Why does it retain its power to chill? I don't think it's about fear of distraction or domesticity. I think it's a fear of babies. Being a parent – or really loving someone other than yourself, whether that's your children, parents or your lover – forces you to confront a horrible truth: the fact that we get older. The amazing boy who was born when I was still a student is a man now. There is no way that I can still think of myself as "quite young, really" or "a child at heart". Parenthood confronts us with our own mortality, every day.

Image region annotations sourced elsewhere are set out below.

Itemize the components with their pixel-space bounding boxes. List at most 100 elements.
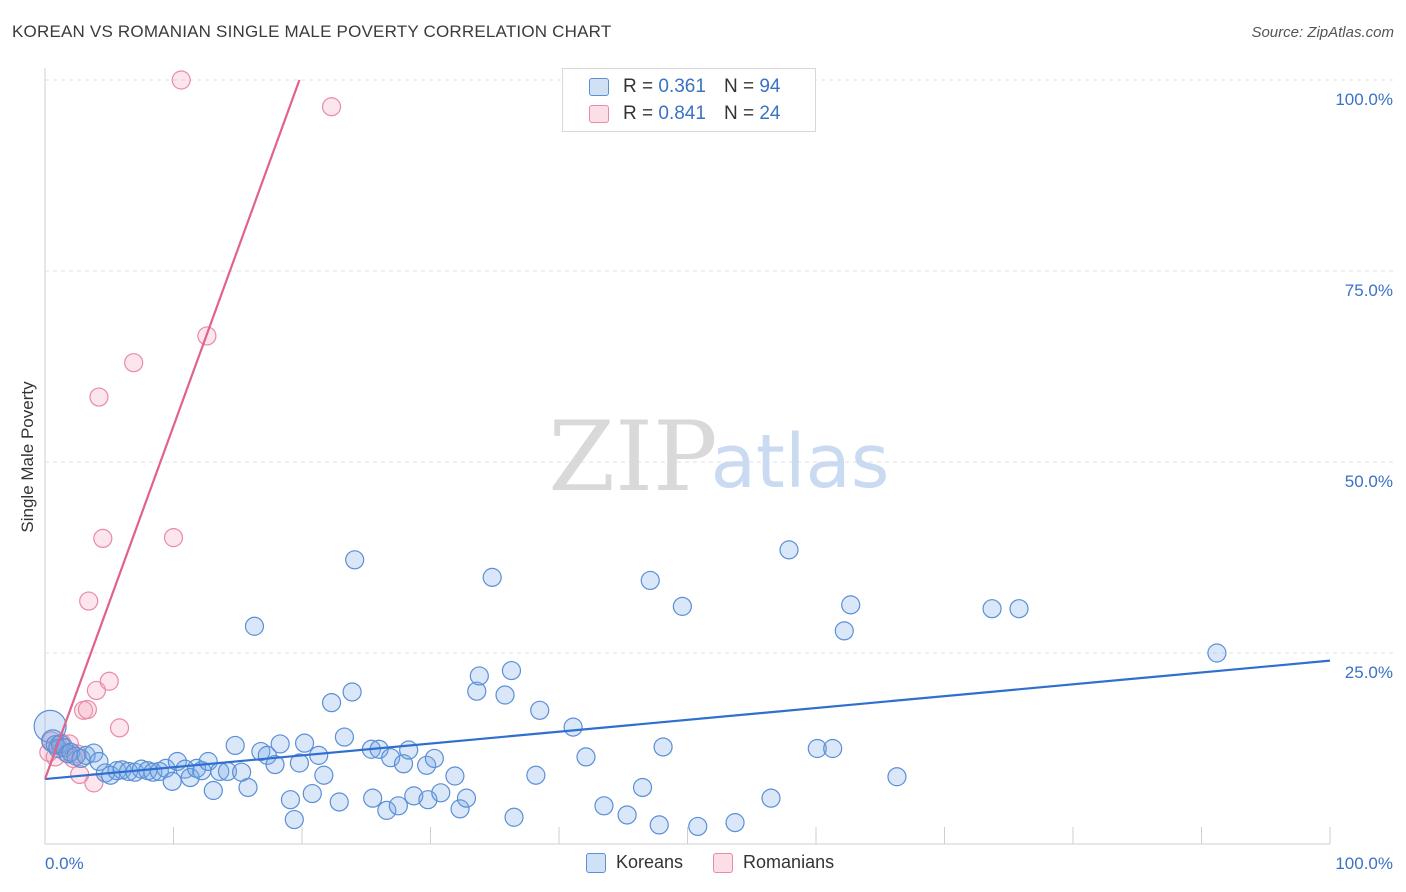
korean-point: [284, 809, 304, 830]
korean-point: [688, 816, 708, 837]
korean-point: [1009, 599, 1029, 619]
n-value-romanians: 24: [759, 103, 781, 124]
korean-point: [244, 616, 265, 636]
korean-point: [482, 567, 502, 587]
romanian-trend-line: [43, 79, 301, 780]
legend-item-koreans[interactable]: Koreans: [586, 852, 683, 873]
korean-point: [530, 700, 550, 720]
y-tick-label: 25.0%: [1345, 663, 1393, 682]
korean-point: [89, 751, 109, 772]
r-value-romanians: 0.841: [658, 103, 706, 124]
r-label: R =: [623, 103, 654, 124]
korean-point: [203, 780, 223, 801]
romanian-point: [321, 97, 342, 117]
legend-row-romanians: R = 0.841 N = 24: [589, 102, 780, 126]
koreans-points: [33, 540, 1227, 837]
watermark: ZIP atlas: [548, 401, 889, 513]
korean-point: [640, 570, 660, 591]
korean-point: [594, 796, 614, 816]
korean-point: [725, 813, 745, 833]
korean-point: [388, 796, 408, 816]
korean-point: [887, 767, 907, 787]
korean-point: [424, 748, 444, 769]
romanian-point: [89, 387, 109, 407]
romanian-point: [163, 528, 184, 548]
romanians-legend-swatch: [713, 852, 734, 873]
n-label: N =: [723, 76, 755, 97]
korean-point: [294, 733, 315, 753]
korean-point: [265, 754, 285, 775]
koreans-legend-swatch: [586, 852, 606, 873]
romanians-legend-label: Romanians: [743, 852, 835, 872]
stats-legend: R = 0.361 N = 94 R = 0.841 N = 24: [562, 68, 816, 132]
chart-title: KOREAN VS ROMANIAN SINGLE MALE POVERTY C…: [12, 22, 612, 41]
romanian-point: [109, 718, 130, 738]
korean-point: [417, 755, 437, 775]
korean-point: [653, 737, 673, 757]
romanian-point: [99, 671, 119, 691]
korean-point: [289, 753, 310, 773]
korean-point: [225, 735, 245, 756]
korean-point: [363, 788, 383, 808]
korean-point: [617, 805, 637, 825]
koreans-legend-label: Koreans: [616, 852, 684, 872]
series-legend: Koreans Romanians: [586, 852, 864, 873]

As a society, we are in flight from our own mortality. What made Brad the producer so monstrous was that he was fleeing in terror from his own adulthood. What Brad did in my living room, our whole culture is currently doing in its multiplexes, in its chemists, in its bars and department stores. Brad thought it was going to be his turn for ever. It's not.

The mess we've made of this planet comes partly from the fact that we all feel we're going to live for ever. Has art done much to make us think differently? When I think of art that tries to address these things – well, there's not much of it, and it's not much cop.

I remember reading that when the writer Tracey Chevalier had her first baby, someone told her that "every baby costs one book"; she said something to the effect that that seemed fair enough. But we should turn Connolly's equation upside-down and say that maybe what's in the pram – breathing, vulnerable life, hope, a present responsibility – is actually more important than good art. It might make us produce less art, but maybe it would be art with the future at its heart.

3 comments:

Heidi said...

This is beautiful. Thanks for sharing.

Anonymous said...

Just came across your blog and loved reading this. Thanks!

Sarah Imboden said...

This is so inspiring! Thank you for sharing. A friend just sent me a link to your blog today so that I could read this. I'll definitely come back!